Um programa alternativo: Usina de Pensamentos
A cena passou-se em um dia qualquer da década de 1970, fase aguda da repressão militar. O professor de Geografia foi chamado à sala da diretora, que, além de ter seu papel de gestora, comandava a orientação pedagógica e educacional, a Coordenação e muitas outras funções. Não que não houvesse pessoas para realizá-las. Elas existiam, é claro, mas exerciam seu trabalho segundo regras, fundamentos, princípios e justificativas da diretora e dona do pedaço. Travou-se o seguinte diálogo:
— Professor, chamei-o aqui porque é agora necessário ministrarmos aulas de Educação Moral e Cívica e o escolhi para fazê-lo.
— Mas, por que eu, senhora diretora? Não existem por acaso outros professores mais adequados? Não ministro bem minha disciplina? Não seria desperdício usar-me para a rotina, para o servilismo a uma programação imposta?
— Não, meu caro mestre. Se escolher um qualquer, ele por certo fará o que os militares desejam. Ministrará a disciplina sem sabor, sem criticidade, sem criatividade. Fará dos estudantes apenas mentes robotizadas pela ditadura.
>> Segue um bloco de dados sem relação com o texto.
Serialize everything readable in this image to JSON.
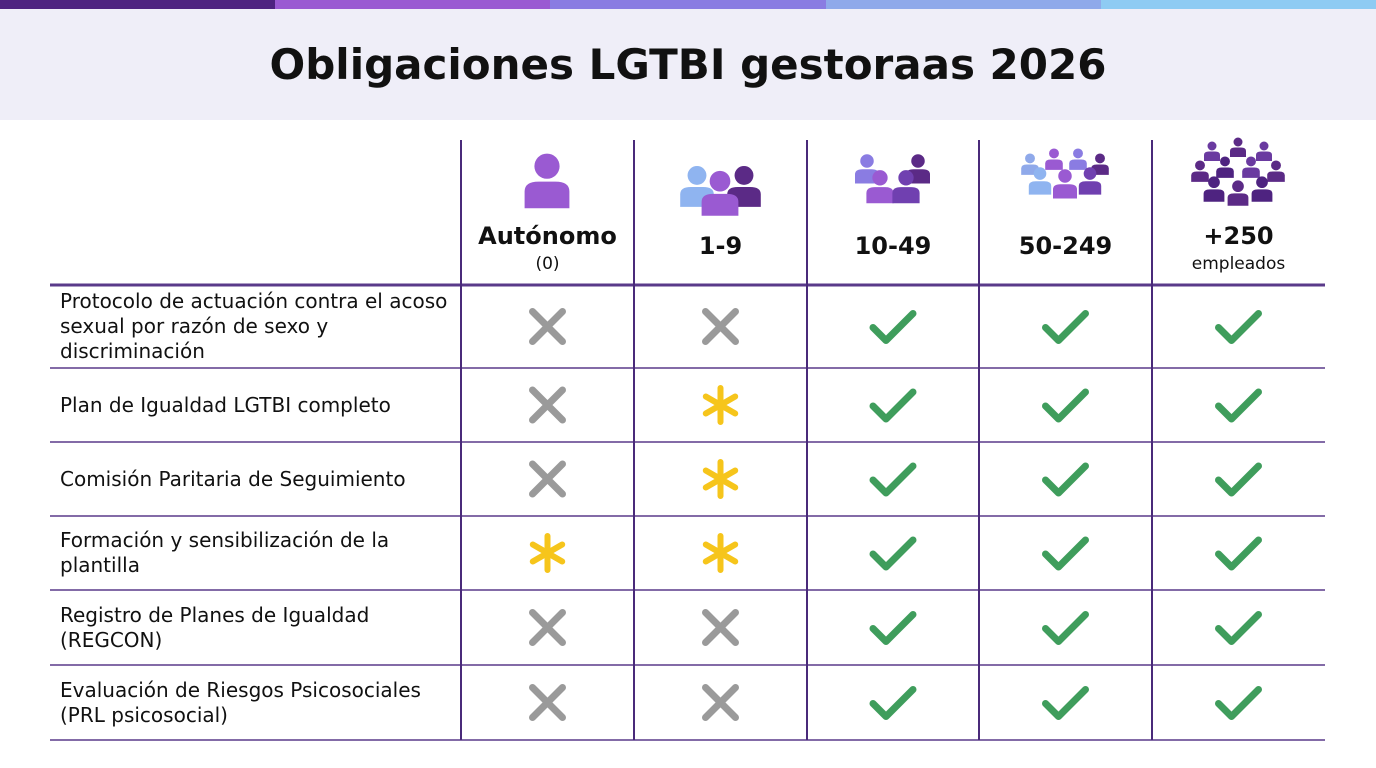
{
  "header": {
    "title": "Obligaciones LGTBI gestoraas 2026"
  },
  "table": {
    "columns": [
      {
        "label": "Autónomo",
        "sublabel": "(0)"
      },
      {
        "label": "1-9"
      },
      {
        "label": "10-49"
      },
      {
        "label": "50-249"
      },
      {
        "label": "+250",
        "sublabel": "empleados"
      }
    ],
    "rows": [
      {
        "label": "Protocolo de actuación contra el acoso sexual por razón de sexo y discriminación",
        "cells": [
          "no",
          "no",
          "yes",
          "yes",
          "yes"
        ]
      },
      {
        "label": "Plan de Igualdad LGTBI completo",
        "cells": [
          "no",
          "partial",
          "yes",
          "yes",
          "yes"
        ]
      },
      {
        "label": "Comisión Paritaria de Seguimiento",
        "cells": [
          "no",
          "partial",
          "yes",
          "yes",
          "yes"
        ]
      },
      {
        "label": "Formación y sensibilización de la plantilla",
        "cells": [
          "partial",
          "partial",
          "yes",
          "yes",
          "yes"
        ]
      },
      {
        "label": "Registro de Planes de Igualdad (REGCON)",
        "cells": [
          "no",
          "no",
          "yes",
          "yes",
          "yes"
        ]
      },
      {
        "label": "Evaluación de Riesgos Psicosociales (PRL psicosocial)",
        "cells": [
          "no",
          "no",
          "yes",
          "yes",
          "yes"
        ]
      }
    ]
  }
}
Escolhi o professor que mais admiro, aquele que mais respeito e sei que ele, e somente ele, será capaz de criar um programa alternativo: ministrar essa tal de Educação Moral e Cívica com a cara que a imposição requer, mas, na sutileza das entrelinhas, fazer os alunos pensarem e despertar neles a criticidade... E, quando se supõe que estes levam para casa uma bagagem sem cor; na realidade, eles, ao contrário, levam na cabeça idéias cheias de vida e de surpresa. Prepare o programa, apimente reflexões, faça surtir a criatividade, mas organize diários de classe com a cara que o governo impõe.
Dois meses depois desse diálogo, a escola mudou. As aulas de Educação Moral e Cívica passaram a ser as mais procuradas e discutidas, deixando escondidas em um manto de pureza as idéias mais expressivas, os pensamentos mais ousados. Para quem olhasse a escola de fora, lá estavam os conteúdos curriculares convencionais e também a Educação Moral que a ditadura sugeria; entretanto, quem a assistisse de perto saberia que a escola transformara-se em uma fábrica de reflexões, um laboratório de experiências. Mais tarde, “filhos” dessa disciplina, surgiram projetos de defesa ambiental, ações de envolvimento comunitário, campanhas de apoio à construção da dignidade e da honra e serviços assistenciais voluntários.
Os tempos mudaram! Não mais existem, nos currículos, uma disciplina imposta, um programa para se praticar a bajulação e se exaltar a autoridade, uma mordaça à liberdade do pensar. Mas será que a criatividade de uma programação alternativa nasce apenas em tempos de censura? Será que, se convocarmos os professores mais críticos e mais brilhantes, sugerindo-lhes a “criação” de uma disciplina alternativa, não ocorrerão idéias experimentáveis, projetos plausíveis? Será que a escola pode exercer a busca do diferente e do inusitado somente em tempos de terror?
Acreditamos sinceramente que não, assim como não menos sinceramente pensamos que o “aperto” do currículo não é tão cerceado de limites que impeça o criar de alguma outra disciplina que possa ensinar relações interpessoais, ações concretas de defesa da cidadania, projetos que exercitem alternativas de pensamento mediadas por espaços de reflexão, análise crítica do cotidiano, atos e procedimentos que solidifiquem amizades, aprendizagens significativas sobre um melhor comer e se exercitar, para um melhor viver. É importante pensar que a tecnologia tornou a informação mais acessível e que, por mais intensa que ela seja, jamais poderão ser impostas, fazendo com que exista conhecimento sem compreensão, aprendizagens que engessam a mente e impedem a significação e a contextualização. Por mais matéria que se tenha, sempre haverá tempo para melhor as discutir.
É chegada a hora de uma nova alternativa no educar. Não seria o caso de se buscarem, nos professores mais criativos e mais reflexivos, os fundamentos de uma usina de pensamentos? Não poderiam eles, voluntariamente, criar modelos e sugeri-los à Coordenação? Se for necessário (e, em último caso), esses professores podem fazer de conta que o tempo não passou e que a democracia não sepultou a criatividade.